Allora, da dove si comincia? Da quello che ti fa star male, dal riconoscimento delle fragilità. Non è tanto diverso dal lavoro fatto dalle nostre madri: quando le femministe cominciarono a riunirsi nei gruppi di autocoscienza, la maggior parte delle donne se ne teneva ben lontana. Il femminismo rappresentava una minaccia per l’identità femminile nel contesto familiare, per quello che Eugenia Roccella chiama (ai giorni nostri, non cinquant’anni fa) “Il prestigio sociale della maternità”, la funzionalità che ti risparmia di domandarti chi sei e cosa fai al mondo, perché il tuo posto è già stato deciso. Ancora adesso, le donne di destra vedono l’autocoscienza come un piagnisteo e i femminismi come un’intollerabile ammissione di fragilità, ed è pieno di donne che ritengono che “essere corteggiata” quando non direttamente “attaccata al muro” sia un diritto naturale della femmina. Gli uomini partono da una base abbastanza simile: andare contropelo rispetto alle aspettative e ai privilegi per riconoscere la fragilità, i desideri profondi, il malessere, ma anche quello che ti fa stare bene e che ti è precluso in quanto maschio. 

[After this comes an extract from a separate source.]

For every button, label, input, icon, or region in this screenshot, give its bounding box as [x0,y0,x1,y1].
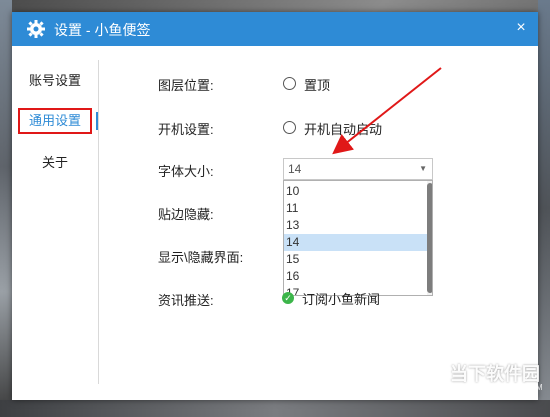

So benissimo che queste pratiche presentano dei rischi. Gli uomini hanno un allenamento antico a scaricare i pesi sulle donne, e le donne un allenamento altrettanto antico a caricarseli. 

Non serve spiegarlo, mi sembra chiaro: dato un problema maschile, ci si aspetta che a risolverlo siano le donne. Il rischio, quando si parla di fragilità, è sempre che la richiesta alle donne sia “risolvi il mio problema” e non “rispetta il mio percorso di autocoscienza”. E quando le donne a “risolvi il mio problema” rispondono “no” (come Giulia Cecchettin, per fare un esempio recente), non c’è garanzia che la risposta non sia, in qualche modo, violenta. Perché un uomo è condizionato dall’intera società a pensare che le donne debbano essere a sua disposizione, che siano ancelle e aiutanti per natura, e non per paura e millenario senso del dovere. 

A questo servono, o dovrebbero servire, i cerchi degli uomini: a creare uno spazio di autonomia e crescita emotiva che porti alla liberazione dalle costrizioni, e quindi anche dalla sofferenza generata dalla pressione costante della maschilità tradizionale. I cerchi degli uomini non sono tanti, ma niente di niente vieta di crearne uno, in qualsiasi posto, con gli amici e le persone conosciute o con degli sconosciuti. Basta una stanza, appunto.